Quería acostarme con todas las chicas que se cruzaban en mi camino.
Quería beber hasta que cierre el bar.
Quería aprender a bailar.
Quería tener mi billetera llena de dinero para las noches locas.
Quería una computadora y un beeper.
Quería firmar mis notas en el diario.
Quería escribir cuentos sórdidos.
Quería hacer un trío con dos chicas de cabello negro.

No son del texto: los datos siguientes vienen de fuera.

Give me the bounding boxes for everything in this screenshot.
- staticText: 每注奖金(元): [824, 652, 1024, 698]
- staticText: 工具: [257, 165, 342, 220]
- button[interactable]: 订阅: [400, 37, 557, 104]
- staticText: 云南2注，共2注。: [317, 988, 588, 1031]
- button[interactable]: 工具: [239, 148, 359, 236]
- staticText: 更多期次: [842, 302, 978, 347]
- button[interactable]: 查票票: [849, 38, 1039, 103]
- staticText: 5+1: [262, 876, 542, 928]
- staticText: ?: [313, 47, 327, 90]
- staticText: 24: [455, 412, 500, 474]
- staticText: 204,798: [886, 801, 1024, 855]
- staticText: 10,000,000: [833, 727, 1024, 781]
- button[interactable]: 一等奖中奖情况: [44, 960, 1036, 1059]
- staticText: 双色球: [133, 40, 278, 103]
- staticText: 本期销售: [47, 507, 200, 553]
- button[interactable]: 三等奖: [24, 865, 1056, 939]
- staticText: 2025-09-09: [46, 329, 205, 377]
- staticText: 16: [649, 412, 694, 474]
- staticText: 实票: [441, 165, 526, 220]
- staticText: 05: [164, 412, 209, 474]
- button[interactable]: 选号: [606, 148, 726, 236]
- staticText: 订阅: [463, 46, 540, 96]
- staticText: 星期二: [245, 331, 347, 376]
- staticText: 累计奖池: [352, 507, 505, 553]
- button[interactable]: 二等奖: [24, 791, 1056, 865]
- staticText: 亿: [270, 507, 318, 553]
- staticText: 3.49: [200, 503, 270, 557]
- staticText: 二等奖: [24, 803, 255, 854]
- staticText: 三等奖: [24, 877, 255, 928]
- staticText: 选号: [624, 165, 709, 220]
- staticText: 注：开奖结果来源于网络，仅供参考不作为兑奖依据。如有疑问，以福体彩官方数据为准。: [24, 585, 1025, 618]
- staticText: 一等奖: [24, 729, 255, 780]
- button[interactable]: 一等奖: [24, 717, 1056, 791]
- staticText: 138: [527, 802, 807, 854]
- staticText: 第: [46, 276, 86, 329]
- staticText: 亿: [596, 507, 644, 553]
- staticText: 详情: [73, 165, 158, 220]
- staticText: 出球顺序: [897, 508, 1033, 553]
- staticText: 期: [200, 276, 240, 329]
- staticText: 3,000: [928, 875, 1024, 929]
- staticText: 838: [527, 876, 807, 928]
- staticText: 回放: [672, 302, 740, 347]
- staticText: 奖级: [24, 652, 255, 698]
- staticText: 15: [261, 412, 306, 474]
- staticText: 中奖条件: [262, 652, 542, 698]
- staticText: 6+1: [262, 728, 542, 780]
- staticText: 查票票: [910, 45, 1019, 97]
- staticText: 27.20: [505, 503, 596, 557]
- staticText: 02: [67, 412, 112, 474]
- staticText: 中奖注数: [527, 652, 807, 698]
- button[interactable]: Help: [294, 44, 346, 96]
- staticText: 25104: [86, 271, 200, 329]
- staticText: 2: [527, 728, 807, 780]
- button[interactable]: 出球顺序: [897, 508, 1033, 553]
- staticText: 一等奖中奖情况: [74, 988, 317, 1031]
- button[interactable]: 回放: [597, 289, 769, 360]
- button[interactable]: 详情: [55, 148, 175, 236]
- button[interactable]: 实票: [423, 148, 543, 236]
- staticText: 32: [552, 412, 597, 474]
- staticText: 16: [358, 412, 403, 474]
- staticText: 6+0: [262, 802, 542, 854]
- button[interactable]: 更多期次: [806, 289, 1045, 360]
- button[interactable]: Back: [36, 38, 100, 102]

Quería enamorarme perdidamente de una mujer llamada Alejandra (que solo existía en Sobre Héroes y Tumbas de Sábato).
Quería un departamento.
Quería ser ‘mamá’ de una gata.
Quería tomar café como los grandes.
Quería un equipo de música, y una tele a color.
Quería mandar a la mierda a toda mi familia.
Quería recibir cartas de amor.
Quería dormir a las 5:00 a.m., y ver el amanecer con un cuerpo desnudo al lado.
Quería hacerlo en la playa, de noche, y tomando sangría o vino en caja.
Quería terminar la universidad y conocer el éxito.
Quería escaparme con alguna chica fuera de la ciudad y decirle Te amo sin amarla.
Quería preservar mi rol de activa en la cama.
Quería grabar en un casete canciones de amor.
Quería pintar las paredes de mi habitación de rojo.
Quería fumar una cajetilla de cigarros sin ahogarme.
Quería una reconciliación de película, en plena calle, rodeada de autos y de gente que se conmovía y espantaba ante la cursi e inusual escena en la Lima pacata de los 90.
Quería recordarle todos los días a mi madre que era independiente gracias a mi trabajo.
Quería todas las botas rudas del mundo.
Quería tropezarme con todos los errores hasta aprender la lección. ¿Cuál? La de la vida, esa que desconocía, y que en el fondo me daba menos miedo que hoy a los 34.